Amid heightened anticipation surrounding Andy Burnham’s imminent assumption of the role of Prime Minister, significant inquiries loom regarding tax implications under his leadership. Stepping in for Sir Keir Starmer, Burnham inherits an economy that outpaced all other G7 nations with a 0.6% growth in the first quarter of this year. However, a subsequent 0.1% decline in April was followed by marginal growth in May.
Concurrently, government borrowing continues to escalate, accompanied by staggering interest payments, while the nation’s public sector debt nears the £3 trillion mark. Burnham has indicated a commitment to Labour’s manifesto promise of no hikes in income tax, VAT, or national insurance. Nonetheless, these sources constitute approximately two-thirds of total tax revenue, limiting the options available to him and his Chancellor.
One area Burnham is keen to reform is business rates, proposing an increase in property taxes on warehouses to facilitate tax reductions for pubs and select high-street businesses. This proposed adjustment formed part of his successful campaign to become the MP for Makerfield.
Although increasing income tax may be off the table, attention is likely to focus on tax thresholds and bands.

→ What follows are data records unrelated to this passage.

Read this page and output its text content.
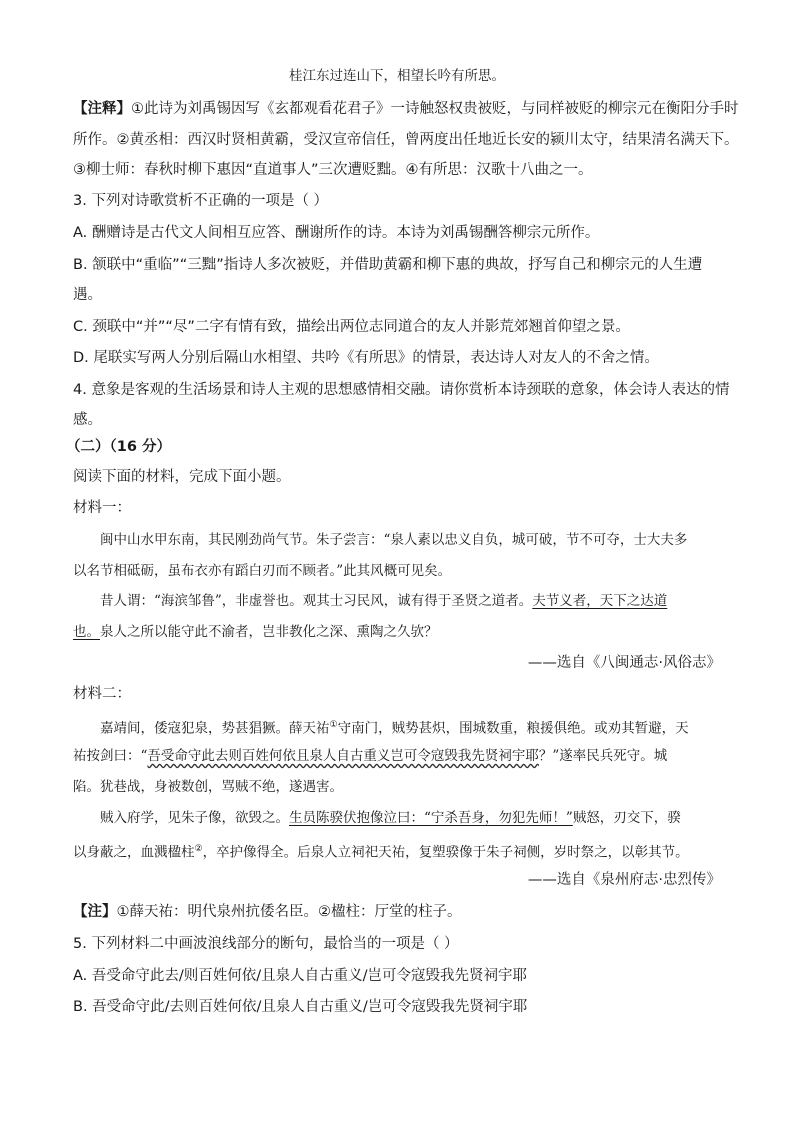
桂江东过连山下，相望长吟有所思。
【注释】①此诗为刘禹锡因写《玄都观看花君子》一诗触怒权贵被贬，与同样被贬的柳宗元在衡阳分手时
所作。②黄丞相：西汉时贤相黄霸，受汉宣帝信任，曾两度出任地近长安的颍川太守，结果清名满天下。
③柳士师：春秋时柳下惠因“直道事人”三次遭贬黜。④有所思：汉歌十八曲之一。
3. 下列对诗歌赏析不正确的一项是（ ）
A. 酬赠诗是古代文人间相互应答、酬谢所作的诗。本诗为刘禹锡酬答柳宗元所作。
B. 颔联中“重临”“三黜”指诗人多次被贬，并借助黄霸和柳下惠的典故，抒写自己和柳宗元的人生遭
遇。
C. 颈联中“并”“尽”二字有情有致，描绘出两位志同道合的友人并影荒郊翘首仰望之景。
D. 尾联实写两人分别后隔山水相望、共吟《有所思》的情景，表达诗人对友人的不舍之情。
4. 意象是客观的生活场景和诗人主观的思想感情相交融。请你赏析本诗颈联的意象，体会诗人表达的情
感。
（二）（16 分）
阅读下面的材料，完成下面小题。
材料一：
闽中山水甲东南，其民刚劲尚气节。朱子尝言：“泉人素以忠义自负，城可破，节不可夺，士大夫多
以名节相砥砺，虽布衣亦有蹈白刃而不顾者。”此其风概可见矣。
昔人谓：“海滨邹鲁”，非虚誉也。观其士习民风，诚有得于圣贤之道者。夫节义者，天下之达道
也。泉人之所以能守此不渝者，岂非教化之深、熏陶之久欤？
——选自《八闽通志·风俗志》
材料二：
嘉靖间，倭寇犯泉，势甚猖獗。薛天祐①守南门，贼势甚炽，围城数重，粮援俱绝。或劝其暂避，天
祐按剑曰：“吾受命守此去则百姓何依且泉人自古重义岂可令寇毁我先贤祠宇耶？”遂率民兵死守。城
陷。犹巷战，身被数创，骂贼不绝，遂遇害。
贼入府学，见朱子像，欲毁之。生员陈骙伏抱像泣曰：“宁杀吾身，勿犯先师！”贼怒，刃交下，骙
以身蔽之，血溅楹柱②，卒护像得全。后泉人立祠祀天祐，复塑骙像于朱子祠侧，岁时祭之，以彰其节。
——选自《泉州府志·忠烈传》
【注】①薛天祐：明代泉州抗倭名臣。②楹柱：厅堂的柱子。
5. 下列材料二中画波浪线部分的断句，最恰当的一项是（ ）
A. 吾受命守此去/则百姓何依/且泉人自古重义/岂可令寇毁我先贤祠宇耶
B. 吾受命守此/去则百姓何依/且泉人自古重义/岂可令寇毁我先贤祠宇耶
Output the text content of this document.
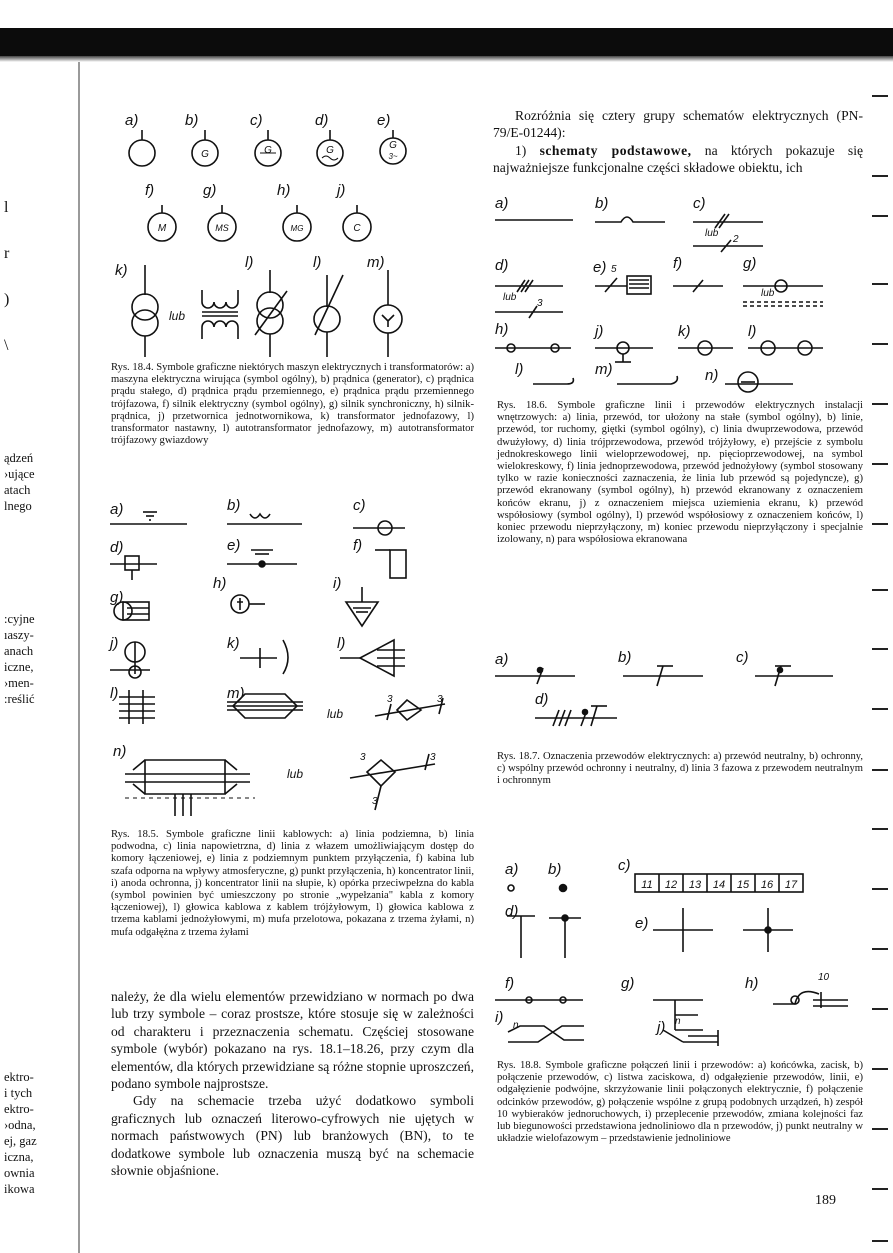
l
r
)
\
ądzeń
›ujące
atach
lnego
:cyjne
ıaszy-
anach
iczne,
›men-
:reślić
ektro-
i tych
ektro-
›odna,
ej, gaz
iczna,
ownia
ikowa
a)	b)	c)	d)	e)
f)	g)	h)	j)
k)	l)	l)	m)
G	G	G	G
3~
M	MS	MG	C
lub
Rys. 18.4. Symbole graficzne niektórych maszyn elektrycznych i transformatorów: a) maszyna elektryczna wirująca (symbol ogólny), b) prądnica (generator), c) prądnica prądu stałego, d) prądnica prądu przemiennego, e) prądnica prądu przemiennego trójfazowa, f) silnik elektryczny (symbol ogólny), g) silnik synchroniczny, h) silnik-prądnica, j) przetwornica jednotwornikowa, k) transformator jednofazowy, l) transformator nastawny, l) autotransformator jednofazowy, m) autotransformator trójfazowy gwiazdowy
a)	b)	c)
d)	e)	f)
g)
h)	i)
j)	k)	l)
l)	m)
n)
3	3
lub
3	3
lub
3
Rys. 18.5. Symbole graficzne linii kablowych: a) linia podziemna, b) linia podwodna, c) linia napowietrzna, d) linia z włazem umożliwiającym dostęp do komory łączeniowej, e) linia z podziemnym punktem przyłączenia, f) kabina lub szafa odporna na wpływy atmosferyczne, g) punkt przyłączenia, h) koncentrator linii, i) anoda ochronna, j) koncentrator linii na słupie, k) opórka przeciwpełzna do kabla (symbol powinien być umieszczony po stronie „wypełzania" kabla z komory łączeniowej), l) głowica kablowa z kablem trójżyłowym, l) głowica kablowa z trzema kablami jednożyłowymi, m) mufa przelotowa, pokazana z trzema żyłami, n) mufa odgałężna z trzema żyłami

należy, że dla wielu elementów przewidziano w normach po dwa lub trzy symbole – coraz prostsze, które stosuje się w zależności od charakteru i przeznaczenia schematu. Częściej stosowane symbole (wybór) pokazano na rys. 18.1–18.26, przy czym dla elementów, dla których przewidziane są różne stopnie uproszczeń, podano symbole najprostsze.

Gdy na schemacie trzeba użyć dodatkowo symboli graficznych lub oznaczeń literowo-cyfrowych nie ujętych w normach państwowych (PN) lub branżowych (BN), to te dodatkowe symbole lub oznaczenia muszą być na schemacie słownie objaśnione.

Rozróżnia się cztery grupy schematów elektrycznych (PN-79/E-01244):

1) schematy podstawowe, na których pokazuje się najważniejsze funkcjonalne części składowe obiektu, ich

a)	b)	c)
d)	e)	f)	g)
h)	j)	k)	l)
l)	m)	n)
lub
2
5
lub
3
lub
Rys. 18.6. Symbole graficzne linii i przewodów elektrycznych instalacji wnętrzowych: a) linia, przewód, tor ułożony na stałe (symbol ogólny), b) linie, przewód, tor ruchomy, giętki (symbol ogólny), c) linia dwuprzewodowa, przewód dwużyłowy, d) linia trójprzewodowa, przewód trójżyłowy, e) przejście z symbolu jednokreskowego linii wieloprzewodowej, np. pięcioprzewodowej, na symbol wielokreskowy, f) linia jednoprzewodowa, przewód jednożyłowy (symbol stosowany tylko w razie konieczności zaznaczenia, że linia lub przewód są pojedyncze), g) przewód ekranowany (symbol ogólny), h) przewód ekranowany z oznaczeniem końców ekranu, j) z oznaczeniem miejsca uziemienia ekranu, k) przewód współosiowy (symbol ogólny), l) przewód współosiowy z oznaczeniem końców, l) koniec przewodu nieprzyłączony, m) koniec przewodu nieprzyłączony i specjalnie izolowany, n) para współosiowa ekranowana
a)	b)	c)
d)
Rys. 18.7. Oznaczenia przewodów elektrycznych: a) przewód neutralny, b) ochronny, c) wspólny przewód ochronny i neutralny, d) linia 3 fazowa z przewodem neutralnym i ochronnym
a) b)	c)
d)
e)
f)	g)	h)
i)
j)
11 12 13 14 15 16 17
10
n	n
Rys. 18.8. Symbole graficzne połączeń linii i przewodów: a) końcówka, zacisk, b) połączenie przewodów, c) listwa zaciskowa, d) odgałęzienie przewodów, linii, e) odgałęzienie podwójne, skrzyżowanie linii połączonych elektrycznie, f) połączenie odcinków przewodów, g) połączenie wspólne z grupą podobnych urządzeń, h) zespół 10 wybieraków jednoruchowych, i) przeplecenie przewodów, zmiana kolejności faz lub biegunowości przedstawiona jednoliniowo dla n przewodów, j) punkt neutralny w układzie wielofazowym – przedstawienie jednoliniowe
189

The freeze on thresholds has led to individuals facing higher taxes as their incomes rise, albeit generating substantial revenue for the Treasury. Burnham has criticized this freeze, emphasizing its impact on pensioners entering the tax bracket.
The “triple lock” pension guarantee, ensuring annual pension increases by inflation, earnings, or 2.5%, presents a costly commitment that policymakers have been reluctant to revise. Burnham has hinted at maintaining this pledge, acknowledging the importance of upholding manifesto promises. However, exploring changes to pension contributions, particularly for higher earners, remains a potential avenue for reform.
Capital gains tax (CGT), a levy on asset sale profits, generated an estimated £20.3 billion in the last fiscal year. Calls have emerged for aligning CGT rates with income tax levels, with suggestions to pair CGT reforms with income tax cuts for strategic benefits. Discussions around a potential wealth tax have gained traction, with Burnham indicating openness to exploring additional taxation avenues while emphasizing unity over division.
Property tax overhaul, including council tax and stamp duty reforms, has garnered attention for its complexity and the need for substantive changes. Burnham has expressed support for a land tax to replace existing property levies, acknowledging the necessity for reform amid widespread consensus among experts.
Notably, proposals to increase taxes on banks have surfaced, with debates on surcharges and their implications for banking profitability and competitiveness. Addressing tax gaps, where significant revenue goes uncollected, remains a challenge, particularly in combating tax avoidance and evasion prevalent among individuals and businesses. Efforts to enhance tax compliance, especially among small businesses, could yield substantial benefits for the Treasury, albeit requiring comprehensive strategies and time for implementation.